Importing CGAT scripts into galaxy

General Preparation

Add /ifs/devel/cgat to PYTHONPATH.

Make sure that extensions have been built:

python setup.py develop --multi-version

The following directories are important:

galaxy-dist

Location of the galaxy distribution

cgat-xml

CGAT directory within the galaxy distribution. Create by typing:

mkdir <galaxy-dist>/tools/cgat
cgat-scripts

The CGAT scripts directory.

Adding a script manually

The following instructions describe the steps necessary to add a cgat script to galaxy.

For example, we want to publish the bam2stats.py script. First, create a file in <galaxy-dist>/tools/cgat called bam2stats.xml with the following contents:

<tool id="bam2stats.py" name="Compute Stats from BAM file">
  <description>Compute stats for a bam file</description>
    <command
      interpreter="python">/ifs/devel/cgat/scripts/bam2stats.py -v 0 &lt; $input &gt; $output
    </command>
    <inputs>
       <param format="bam" name="input" type="data" label="Source file"/>
    </inputs>
    <outputs>
       <data format="tabular" name="output" />
    </outputs>
  <help>
  Compute statistics for a bam file.
  </help>
</tool>

Add an entry to tool_conf.xml for the script:

<section name="CGAT Tools" id="cgat_tools">
  <tool file="cgat/bam2stats.xml" />
</section>

After restarting galaxy, the bam2stats command should now be visible in the CGAT section.

Automatic conversion of scripts

The CGAT tool collection contains a script called <no title> that can create and xml file for inclusion into galaxy. To create a wrapper for Purpose, run:

python <cgat-scripts>cgat2rdf.py --format=galaxy <cgat-scripts>bam2stats.py > <cgat-xml>bam2stats.xml

As before, add an entry to tool_conf.xml for the script.

For automatted conversion, a few rules need to be followed (see below).

Writing galaxy compatible scripts

CGAT scripts have generally a call interface that is compatible with galaxy and can thus be easily integrated. However, to make automatic conversion as easy as possible, conforming to a few coding conventions help.

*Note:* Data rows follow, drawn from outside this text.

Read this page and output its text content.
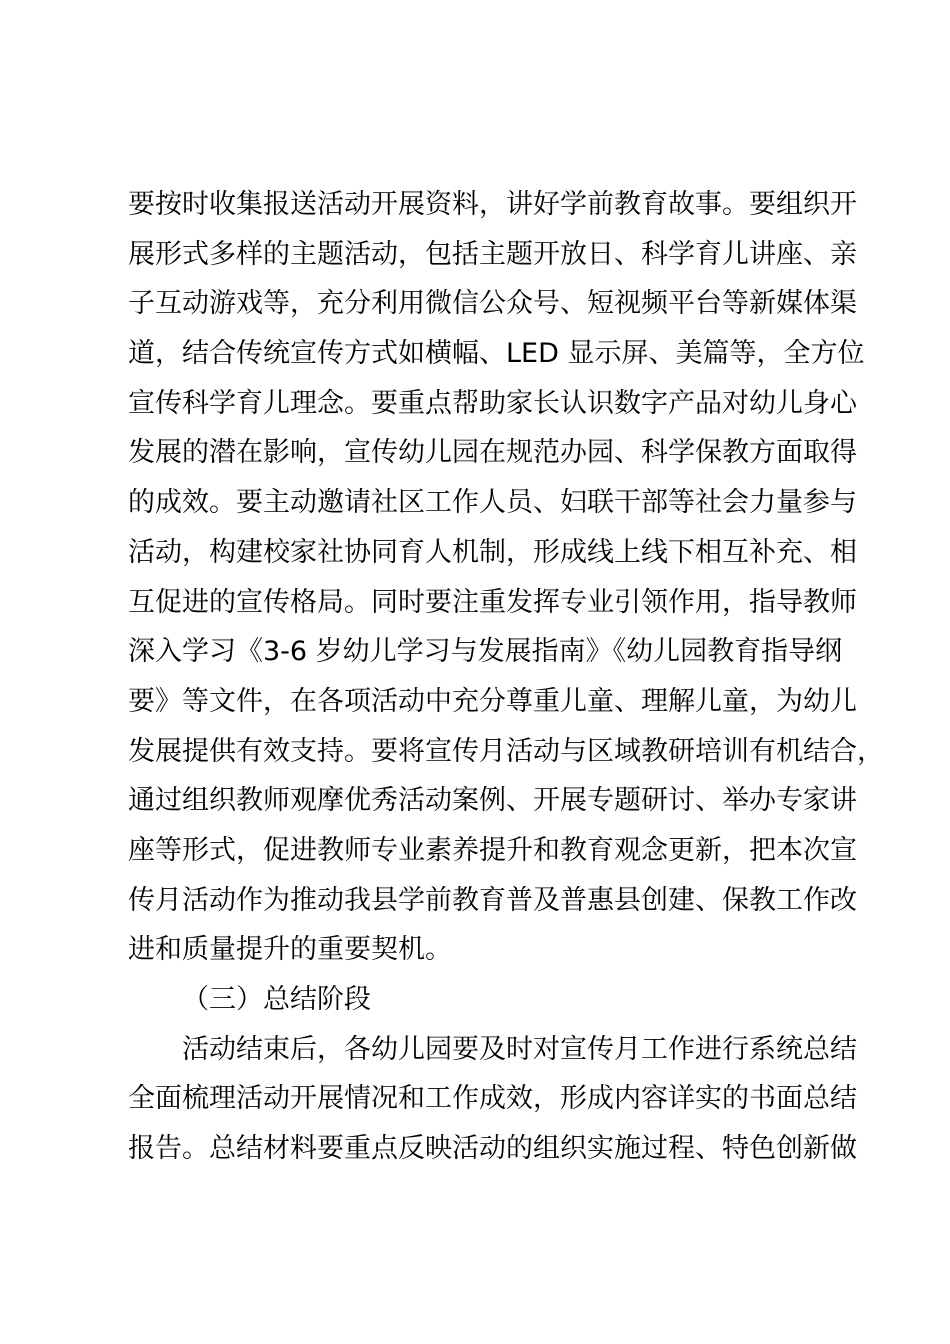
要按时收集报送活动开展资料，讲好学前教育故事。要组织开
展形式多样的主题活动，包括主题开放日、科学育儿讲座、亲
子互动游戏等，充分利用微信公众号、短视频平台等新媒体渠
道，结合传统宣传方式如横幅、LED 显示屏、美篇等，全方位
宣传科学育儿理念。要重点帮助家长认识数字产品对幼儿身心
发展的潜在影响，宣传幼儿园在规范办园、科学保教方面取得
的成效。要主动邀请社区工作人员、妇联干部等社会力量参与
活动，构建校家社协同育人机制，形成线上线下相互补充、相
互促进的宣传格局。同时要注重发挥专业引领作用，指导教师
深入学习《3-6 岁幼儿学习与发展指南》《幼儿园教育指导纲
要》等文件，在各项活动中充分尊重儿童、理解儿童，为幼儿
发展提供有效支持。要将宣传月活动与区域教研培训有机结合，
通过组织教师观摩优秀活动案例、开展专题研讨、举办专家讲
座等形式，促进教师专业素养提升和教育观念更新，把本次宣
传月活动作为推动我县学前教育普及普惠县创建、保教工作改
进和质量提升的重要契机。
（三）总结阶段
活动结束后，各幼儿园要及时对宣传月工作进行系统总结
全面梳理活动开展情况和工作成效，形成内容详实的书面总结
报告。总结材料要重点反映活动的组织实施过程、特色创新做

  1. Assign a metavar type to command line options of genomic file formats. For example:

    parser.add_option("-b", "--bam-file", dest="bam_files", type="string", metavar="bam",
                      help="filename with read mapping"
                           " information. Multiple files can be "
                           " submitted in a comma-separated list"  )
    
  2. Use Experiment.OptionParser instead of optparse.OptionParser. The former has some extensions that make creating galaxy xml files easier. In particular, Experiment.OptionParser permits supplying a list of ‘,’-separated values to options that accept multiple values.

  3. Follow the CGAT script naming convention. If possible, scripts should be named <format_in>2<format_out>.py. Formats can be mapped to other types in <no title>. For example, stats and table are both mapped to the format tabular.